Date: Wed, 26 May 1999 08:42:05 +0200 From: Mats Karlsson <Mats.Karlsson@biof.uu.se> Subject: Re: Question: Number of ETA and EPS in statistic significance Dear Takeshi, As I understand it, the same test can be performed for ETA and EPS. However, there are two things to keep in mind. 1) The test is approximate for THETA and even more so for variance components. As the information in data increase, the test statistics for variance components are converging towards the true slower than for THETA. 2) Even for THETA's, the test can behave badly even under relatively normal situations. Using simulations, we have compared nominal to true p-levels and found that the true p-level for 3.84 sometimes can be >0.4, and that several foctors influence the difference between the nominal and true p-levels. A presentation on this topic will be given by Ulrika Wahlby at the upcoming PAGE meeting (Saintes, France June 17-18). For ETA's and EPS's we have not yet generated the same information.
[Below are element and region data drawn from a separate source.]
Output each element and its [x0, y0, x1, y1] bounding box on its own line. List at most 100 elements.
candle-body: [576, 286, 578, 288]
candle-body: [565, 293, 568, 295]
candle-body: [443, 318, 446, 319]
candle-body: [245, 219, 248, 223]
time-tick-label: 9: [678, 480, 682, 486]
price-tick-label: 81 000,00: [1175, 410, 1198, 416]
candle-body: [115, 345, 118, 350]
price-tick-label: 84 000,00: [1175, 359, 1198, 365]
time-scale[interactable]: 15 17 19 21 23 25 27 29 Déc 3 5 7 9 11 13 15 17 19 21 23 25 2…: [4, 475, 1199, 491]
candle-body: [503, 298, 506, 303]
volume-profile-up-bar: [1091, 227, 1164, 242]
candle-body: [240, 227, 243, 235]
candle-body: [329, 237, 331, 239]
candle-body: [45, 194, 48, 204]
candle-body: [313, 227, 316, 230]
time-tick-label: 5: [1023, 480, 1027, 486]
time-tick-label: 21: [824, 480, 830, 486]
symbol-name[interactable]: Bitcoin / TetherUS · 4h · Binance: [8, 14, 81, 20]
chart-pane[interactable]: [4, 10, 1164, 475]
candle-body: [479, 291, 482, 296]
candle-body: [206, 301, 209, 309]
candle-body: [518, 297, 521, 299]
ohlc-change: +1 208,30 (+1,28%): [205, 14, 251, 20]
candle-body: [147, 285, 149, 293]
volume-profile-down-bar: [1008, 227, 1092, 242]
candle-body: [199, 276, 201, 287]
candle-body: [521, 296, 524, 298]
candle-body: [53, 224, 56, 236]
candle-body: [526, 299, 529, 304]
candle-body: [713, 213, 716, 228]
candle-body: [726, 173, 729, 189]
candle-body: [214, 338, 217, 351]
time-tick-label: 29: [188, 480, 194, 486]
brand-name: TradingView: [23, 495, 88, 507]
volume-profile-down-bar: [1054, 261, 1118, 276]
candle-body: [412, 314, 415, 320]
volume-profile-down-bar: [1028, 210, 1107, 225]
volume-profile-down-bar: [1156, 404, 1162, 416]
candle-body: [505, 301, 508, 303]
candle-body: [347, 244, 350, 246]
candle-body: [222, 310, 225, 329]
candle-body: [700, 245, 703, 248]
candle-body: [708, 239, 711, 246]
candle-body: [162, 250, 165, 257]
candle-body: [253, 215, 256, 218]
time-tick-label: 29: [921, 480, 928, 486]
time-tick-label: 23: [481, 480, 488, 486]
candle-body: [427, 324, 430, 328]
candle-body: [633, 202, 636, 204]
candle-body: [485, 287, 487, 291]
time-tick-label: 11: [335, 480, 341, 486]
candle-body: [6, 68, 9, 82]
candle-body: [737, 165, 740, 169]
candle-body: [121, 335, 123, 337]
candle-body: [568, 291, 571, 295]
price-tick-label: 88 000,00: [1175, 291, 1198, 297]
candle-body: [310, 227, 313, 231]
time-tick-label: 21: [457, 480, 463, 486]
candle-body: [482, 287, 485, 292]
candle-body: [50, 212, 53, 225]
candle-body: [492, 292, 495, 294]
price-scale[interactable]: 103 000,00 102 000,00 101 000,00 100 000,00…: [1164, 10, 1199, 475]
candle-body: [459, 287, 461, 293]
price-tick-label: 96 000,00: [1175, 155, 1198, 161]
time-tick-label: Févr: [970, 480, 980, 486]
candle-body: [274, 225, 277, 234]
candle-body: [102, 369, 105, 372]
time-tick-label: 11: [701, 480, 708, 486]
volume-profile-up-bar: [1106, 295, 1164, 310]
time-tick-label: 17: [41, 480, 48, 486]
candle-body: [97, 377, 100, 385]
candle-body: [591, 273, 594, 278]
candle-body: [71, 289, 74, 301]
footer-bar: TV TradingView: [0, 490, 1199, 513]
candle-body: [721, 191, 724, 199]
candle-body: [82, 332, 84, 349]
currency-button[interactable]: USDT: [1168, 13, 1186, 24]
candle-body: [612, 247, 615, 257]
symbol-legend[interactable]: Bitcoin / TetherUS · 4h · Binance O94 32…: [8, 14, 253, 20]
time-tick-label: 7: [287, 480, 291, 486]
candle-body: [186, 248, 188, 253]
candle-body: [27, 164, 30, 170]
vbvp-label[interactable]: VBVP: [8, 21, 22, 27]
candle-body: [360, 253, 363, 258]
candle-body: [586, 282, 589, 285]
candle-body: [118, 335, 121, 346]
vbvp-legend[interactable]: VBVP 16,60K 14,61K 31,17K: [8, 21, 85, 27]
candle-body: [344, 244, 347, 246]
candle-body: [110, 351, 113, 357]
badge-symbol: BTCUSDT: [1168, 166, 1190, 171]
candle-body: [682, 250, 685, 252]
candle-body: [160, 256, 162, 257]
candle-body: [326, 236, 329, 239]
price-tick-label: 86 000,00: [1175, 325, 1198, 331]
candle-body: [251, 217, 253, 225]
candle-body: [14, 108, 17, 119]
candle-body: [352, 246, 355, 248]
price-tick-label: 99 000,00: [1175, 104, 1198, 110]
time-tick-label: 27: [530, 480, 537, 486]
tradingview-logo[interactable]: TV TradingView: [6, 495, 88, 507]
Best regards, Mats Karlsson ________________________________________________________ Mats Karlsson, PhD Uppsala University Div. of Biopharmaceutics and Pharmacokinetics Dept. of Pharmacy/ Box 580, SE-751 23 Uppsala, Sweden Internet: mats.karlsson@biof.uu.se Phone: +46 18 471 41 05 Fax: +46 18 471 40 03

From: "Piotrovskij, Vladimir [JanBe]" <VPIOTROV@janbe.jnj.com> Subject: RE: Question: Number of ETA and EPS in statistic significance Date: Thu, 27 May 1999 09:16:47 +0200 Dear Takeshi, As the matter of fact, we can only very roughly evaluate statistical significance of changes in minimum objective function value (MOF). If we fit two nested models, and one of them is a reduced version of the other, the difference in MOF being the difference in -2*max(LogLik) is asymthotically Chi-squared distributed with q degrees of freedom where q is the number of skipped parameters (normally one). Only with the number of observations tend to infinity the corresponding P-values are correct, and the difference of 3.84 can be considered as significant (P<0.05). In any real situation it is always preferable to apply more conservative tests: 6.6 (P<0.01) or even 7.9 (P<0.005). The situation with random effect parameters, as mentioned by Mats, is much more complicated. In any case, the inclusion of random effects for structural parameters in the model should reduce the residual (unexplained) variability in the dependent variable, and I would suggest this as one of the most important model selection criterion. Best regards, Vladimir Vladimir Piotrovsky, PhD Clinical Pharmacokinetics, ext 5463 Janssen Research Foundation 2340 Beerse, Belgium e-mail: vpiotrov@janbe.jnj.com

Date: Thu, 27 May 1999 16:46:17 -0500 (EDT) From: Ferrin Harrison 301-827-3118 FAX 301-443-9279 <HARRISONF@cder.fda.gov> Subject: Map from nominal to estimated p-values I'd appreciate references and hope Mats will continue research in this area of NONMEM. I'm familiar with the work of Cox and others on the importance of comparing nested models, and of having a fittable supermodel which is a superset of all considered models when feasible, and agree with the comments on that. I'm a statistician and expect to disagree with a fair number of modelers on the importance of and proper approach to developing parsimonious models; and to vary my own approach according to the data and purpose of analysis. The rule of thumb I was given was that a nominal p=.05 might be a "real" p=.10. A more detailed map, and some exploration of whether within and between patient variabilities cost the same or different amounts from location parameters would be appreciated. For example, for single trial submission in place of two trials, I might want to know what nominal p-value maps to a "real" p=.00125. I suppose the cost might depend on the quantity of patients as well for between patient variabilities. One way to formulate the problem is, what price in -2*max(pseudo LogLik) must be paid to add one parameter to the model at a desired significance level? Please continue!